Topic 2 – The Question of India and Pakistan: issue briefing pack

Topic 2 – The Question of India and Pakistan: how can current tensions between the two nations be resolved?

Background and Context

British colonial rule came to an end in India on the 14th and 15th of August, 1947. India was then split into the Union of India, a secular democracy, and the Dominion of Pakistan, an Islamic republic led by Muhammad Ali Jinnah and the Muslim league. The process of geographical separation and the actual division of India and Pakistan was set out in the Indian Independence Act of 1947 (or the Mountbatten plan). Massive population exchanges (approximately 14.5 million people) then took place, leaving 330 million people in India and 60 million people in East and West Pakistan respectively. However, partition was extremely violent and displaced 10-12 million refugees.

Tensions between the newly created nations worsened due to a territorial dispute over an area called Kashmir. This was a Muslim-majority state with a Hindu prince and both countries expected that Kashmir would join each new nation respectively. However, following huge riots in a nearby area called Jammu, and conflict between Hindus and Muslims, Pashtuns from Pakistan invaded Kashmir. This forced then Prince Hari Singh into acceding Kashmir into India and getting the assistance of Indian soldiers to drive the rebels out of all but a small section of Kashmir.

Following this conflict, India and Pakistan went to war over Kashmir two other times and also went to war in 1971 over the independence of East Pakistan into Bangladesh. A plebiscite for Kashmiris never took place and tension between both countries has continued to escalate.

Current Situation

Following a terrorist attack in terrorist attack in Pulwama by radical Islamic group Jaish E Mohammad that killed over 40 Central Reserve police personnel, India accused Pakistan again of state-sponsored terrorism. Pakistan has also previously been accused of state-sponsored terrorism by Afghanistan, the United States, France, and the United Kingdom. When Prime Minister Imran Khan visited the US on a diplomatic initiative this year, he admitted to 30,000-40,000 armed terrorists residing in the country. However, India responded to the attack by retaliating with an attack in Pakistan Occupied Kashmir(POK) killing supposedly 300-350 terrorists, but Pakistan claimed they had scrambled India’s jets and forced them to go back over the Line of Control. Pakistan would carry out an airstrike against multiple targets in Indian occupied Jammu and Kashmir and captured an Indian aircraft pilot, but India would again reject aspects of Pakistan’s version of events.

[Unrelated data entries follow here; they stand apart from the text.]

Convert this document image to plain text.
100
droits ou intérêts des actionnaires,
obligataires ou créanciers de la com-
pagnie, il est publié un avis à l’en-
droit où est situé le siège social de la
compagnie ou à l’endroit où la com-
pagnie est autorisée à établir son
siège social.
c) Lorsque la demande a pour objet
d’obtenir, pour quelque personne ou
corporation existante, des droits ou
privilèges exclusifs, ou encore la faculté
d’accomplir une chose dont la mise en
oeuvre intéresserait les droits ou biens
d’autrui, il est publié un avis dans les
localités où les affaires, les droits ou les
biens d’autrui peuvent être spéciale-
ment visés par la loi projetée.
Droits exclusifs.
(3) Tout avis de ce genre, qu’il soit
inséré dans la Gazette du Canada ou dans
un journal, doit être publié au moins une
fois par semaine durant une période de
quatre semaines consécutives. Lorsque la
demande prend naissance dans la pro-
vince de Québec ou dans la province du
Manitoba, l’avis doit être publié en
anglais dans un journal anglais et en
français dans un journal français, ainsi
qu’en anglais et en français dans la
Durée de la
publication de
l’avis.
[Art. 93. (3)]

Most recently, India repealed the special status of the disputed territory of Kashmir. India in a bid to further integrate Kashmir into India. In doing so, the state was placed under 53 days of curfew and internet/mobile services were temporarily disabled. India has received criticism for this manoeuvre from Pakistan and has also been accused of using repressive measures against Kashmiri Muslims.

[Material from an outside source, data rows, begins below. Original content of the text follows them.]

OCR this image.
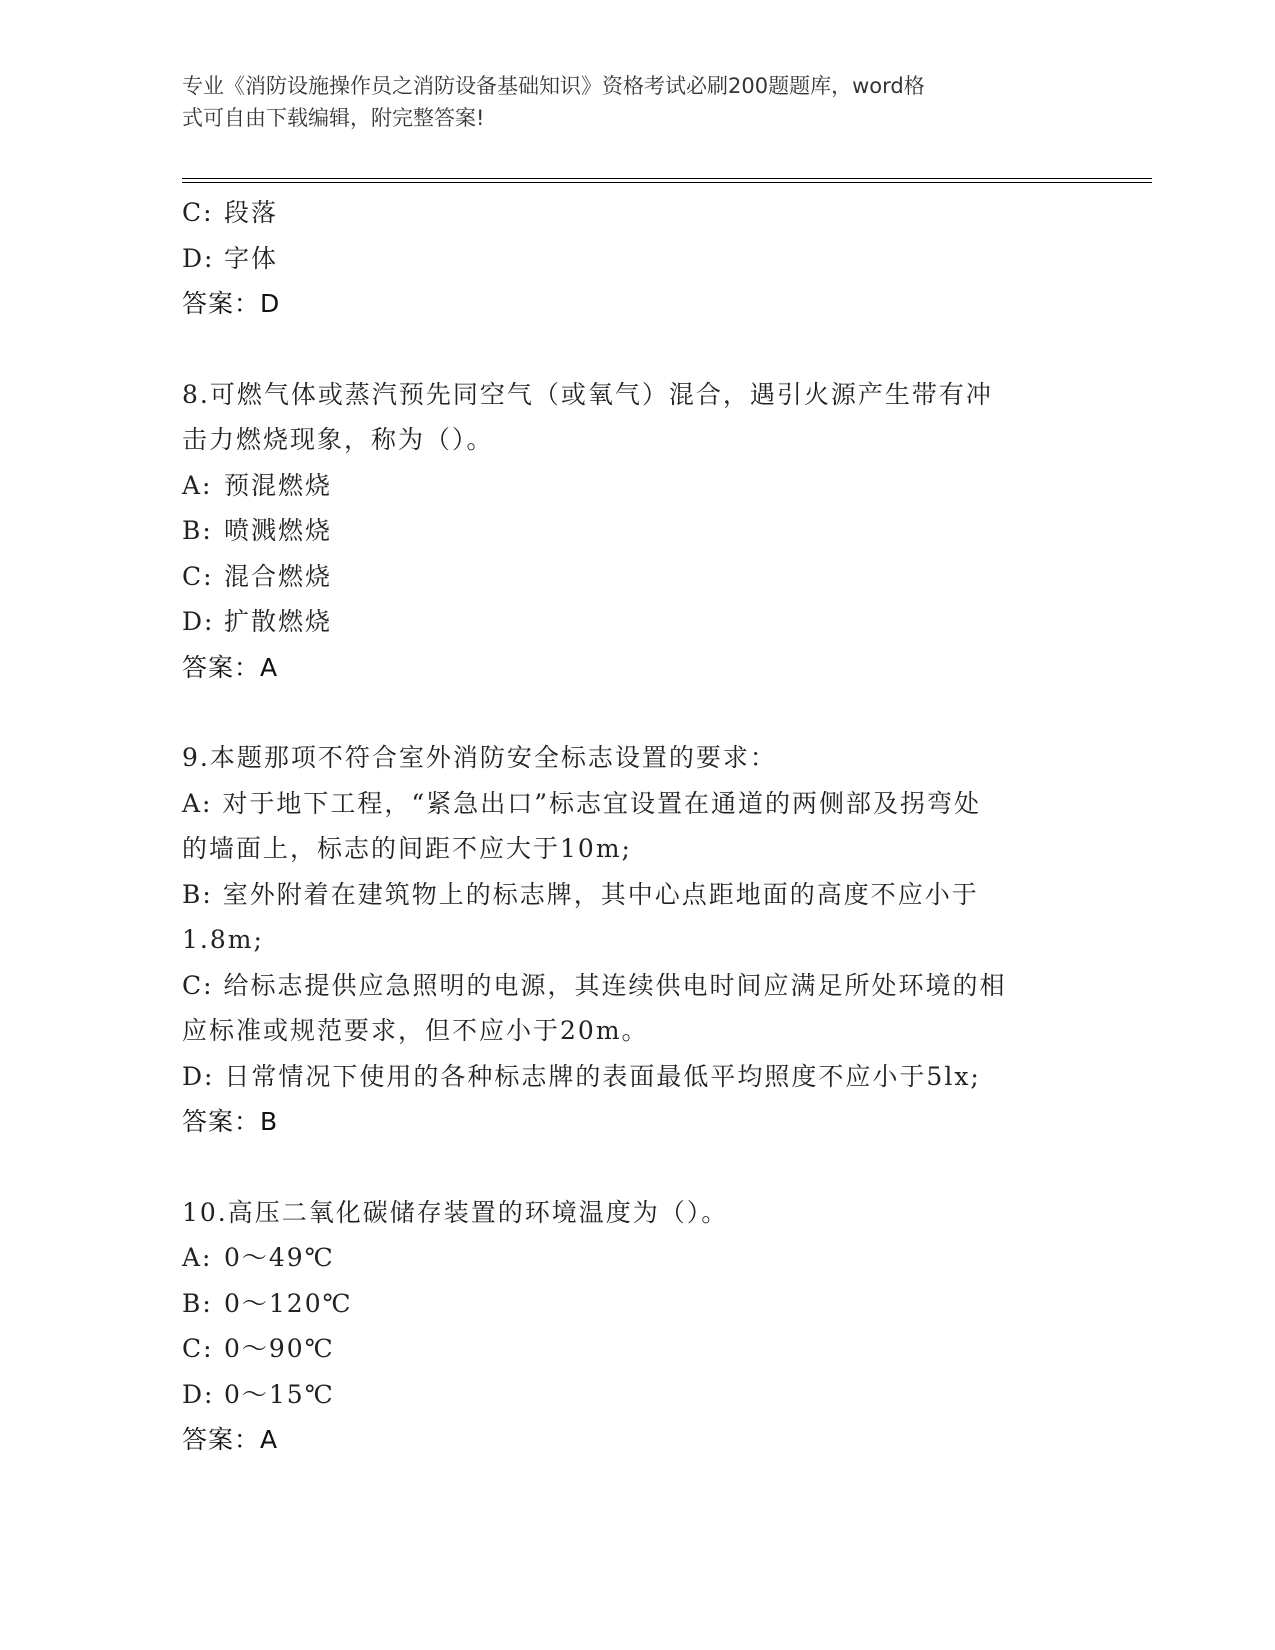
专业《消防设施操作员之消防设备基础知识》资格考试必刷200题题库，word格
式可自由下载编辑，附完整答案!
C: 段落
D: 字体
答案：D
8.可燃气体或蒸汽预先同空气（或氧气）混合，遇引火源产生带有冲
击力燃烧现象，称为（）。
A: 预混燃烧
B: 喷溅燃烧
C: 混合燃烧
D: 扩散燃烧
答案：A
9.本题那项不符合室外消防安全标志设置的要求：
A: 对于地下工程，“紧急出口”标志宜设置在通道的两侧部及拐弯处
的墙面上，标志的间距不应大于10m;
B: 室外附着在建筑物上的标志牌，其中心点距地面的高度不应小于
1.8m;
C: 给标志提供应急照明的电源，其连续供电时间应满足所处环境的相
应标准或规范要求，但不应小于20m。
D: 日常情况下使用的各种标志牌的表面最低平均照度不应小于5lx;
答案：B
10.高压二氧化碳储存装置的环境温度为（）。
A: 0～49℃
B: 0～120℃
C: 0～90℃
D: 0～15℃
答案：A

It is clear that these various border skirmishes are becoming increasingly dangerous, especially given that both nations harness a significant nuclear arsenal. Furthermore, it is dangerous that both countries have been using these military strikes as ways to spread political propaganda and rile up national support. However, the committee should not ignore genuine concerns over accusations of state-sponsored terrorism that has taken the lives of many people and the escalating violence in Kashmir.

Relevant International Actions/Past UN Solutions

United Nations Security Council Resolution 39, January 20, 1948: Assisting the peaceful resolution of the Kashmir conflict by setting up a three member commission (one chosen by India, the other by Pakistan and the third by the two other members of the commission)

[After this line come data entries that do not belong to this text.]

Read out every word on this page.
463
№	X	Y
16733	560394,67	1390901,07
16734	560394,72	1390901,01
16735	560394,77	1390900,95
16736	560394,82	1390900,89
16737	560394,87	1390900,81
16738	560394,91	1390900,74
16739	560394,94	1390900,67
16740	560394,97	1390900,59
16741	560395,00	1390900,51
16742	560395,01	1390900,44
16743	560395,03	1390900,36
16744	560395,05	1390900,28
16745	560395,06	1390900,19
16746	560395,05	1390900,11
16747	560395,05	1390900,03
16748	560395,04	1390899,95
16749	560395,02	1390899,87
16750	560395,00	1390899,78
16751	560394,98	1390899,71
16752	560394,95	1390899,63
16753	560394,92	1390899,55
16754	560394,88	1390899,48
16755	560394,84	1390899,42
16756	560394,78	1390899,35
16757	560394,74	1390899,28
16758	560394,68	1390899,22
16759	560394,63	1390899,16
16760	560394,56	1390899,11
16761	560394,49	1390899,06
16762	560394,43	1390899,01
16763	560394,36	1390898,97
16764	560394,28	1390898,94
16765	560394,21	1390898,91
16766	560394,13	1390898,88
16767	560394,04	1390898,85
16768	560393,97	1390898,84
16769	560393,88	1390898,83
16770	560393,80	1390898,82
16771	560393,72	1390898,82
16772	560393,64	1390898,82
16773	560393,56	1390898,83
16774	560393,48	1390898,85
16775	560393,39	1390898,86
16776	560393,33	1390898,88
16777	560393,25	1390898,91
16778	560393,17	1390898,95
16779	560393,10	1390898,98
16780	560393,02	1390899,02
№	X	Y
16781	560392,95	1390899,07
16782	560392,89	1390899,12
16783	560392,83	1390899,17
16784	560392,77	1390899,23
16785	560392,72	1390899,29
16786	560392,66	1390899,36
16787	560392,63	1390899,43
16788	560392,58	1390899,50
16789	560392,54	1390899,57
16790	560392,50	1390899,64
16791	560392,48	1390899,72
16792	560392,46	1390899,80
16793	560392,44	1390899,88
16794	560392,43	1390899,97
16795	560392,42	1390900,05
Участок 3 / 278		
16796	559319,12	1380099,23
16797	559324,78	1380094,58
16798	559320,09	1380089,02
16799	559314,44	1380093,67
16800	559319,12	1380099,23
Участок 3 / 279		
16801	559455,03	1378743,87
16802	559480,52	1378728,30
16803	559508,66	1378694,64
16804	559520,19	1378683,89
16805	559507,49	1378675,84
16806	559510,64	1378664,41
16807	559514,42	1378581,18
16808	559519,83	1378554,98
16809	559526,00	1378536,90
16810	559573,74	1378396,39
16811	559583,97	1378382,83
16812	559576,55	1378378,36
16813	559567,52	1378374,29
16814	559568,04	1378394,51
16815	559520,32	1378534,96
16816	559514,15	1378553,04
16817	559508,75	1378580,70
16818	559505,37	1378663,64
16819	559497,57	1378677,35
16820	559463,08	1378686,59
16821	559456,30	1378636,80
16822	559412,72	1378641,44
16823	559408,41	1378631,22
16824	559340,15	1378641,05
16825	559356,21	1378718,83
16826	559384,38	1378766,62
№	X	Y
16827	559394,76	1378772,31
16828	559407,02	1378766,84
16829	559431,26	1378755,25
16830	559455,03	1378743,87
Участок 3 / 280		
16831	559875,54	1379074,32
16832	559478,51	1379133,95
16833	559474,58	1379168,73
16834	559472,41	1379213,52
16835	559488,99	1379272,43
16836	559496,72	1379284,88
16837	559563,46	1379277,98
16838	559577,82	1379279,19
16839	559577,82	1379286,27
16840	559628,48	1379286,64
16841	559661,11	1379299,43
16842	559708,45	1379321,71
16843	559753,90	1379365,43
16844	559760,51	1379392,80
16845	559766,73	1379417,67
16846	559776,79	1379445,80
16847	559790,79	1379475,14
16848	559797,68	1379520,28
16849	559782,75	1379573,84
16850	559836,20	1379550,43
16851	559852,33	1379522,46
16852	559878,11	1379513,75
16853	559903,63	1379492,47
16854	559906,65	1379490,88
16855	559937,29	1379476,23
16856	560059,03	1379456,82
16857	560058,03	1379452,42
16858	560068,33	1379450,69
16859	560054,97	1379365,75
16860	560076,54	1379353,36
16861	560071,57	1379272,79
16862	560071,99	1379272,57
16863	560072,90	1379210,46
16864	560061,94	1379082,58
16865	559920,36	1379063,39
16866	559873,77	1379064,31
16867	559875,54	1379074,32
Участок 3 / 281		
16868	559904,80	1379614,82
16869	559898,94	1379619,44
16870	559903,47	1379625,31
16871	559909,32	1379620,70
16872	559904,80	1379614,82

Karachi Agreement, 1951: Established a ceasefire line to be supervised by observers

Resolution 91: established a United Nations Military Observer Group in India and Pakistan (UNMOGIP) to observe and report violations of ceasefire.

Simla Agreement, 1972: The agreement was the result of the resolve of both the countries to ‘put an end to the conflict and confrontation that have hitherto marred their relations’.

Issues for Delegates

Issues delegates may look to address could include:

  • What can be done to de-escalate the situation and the success or failures of previous attempts?
  • Is there any information on your country’s official or implied stance on the situation?
  • Does your country have any links or stances on the races or religions being directly affected by this situation?
  • How does the issue of nuclear weapons factor into and affect this situation?
  • How does domestic political tension drives or affects Indo-Pakistan relations?
  • Is it feasible and to what extent can the UN mediate this conflict and does your country have any special reason for wanting to be involved in or avoiding such mediation?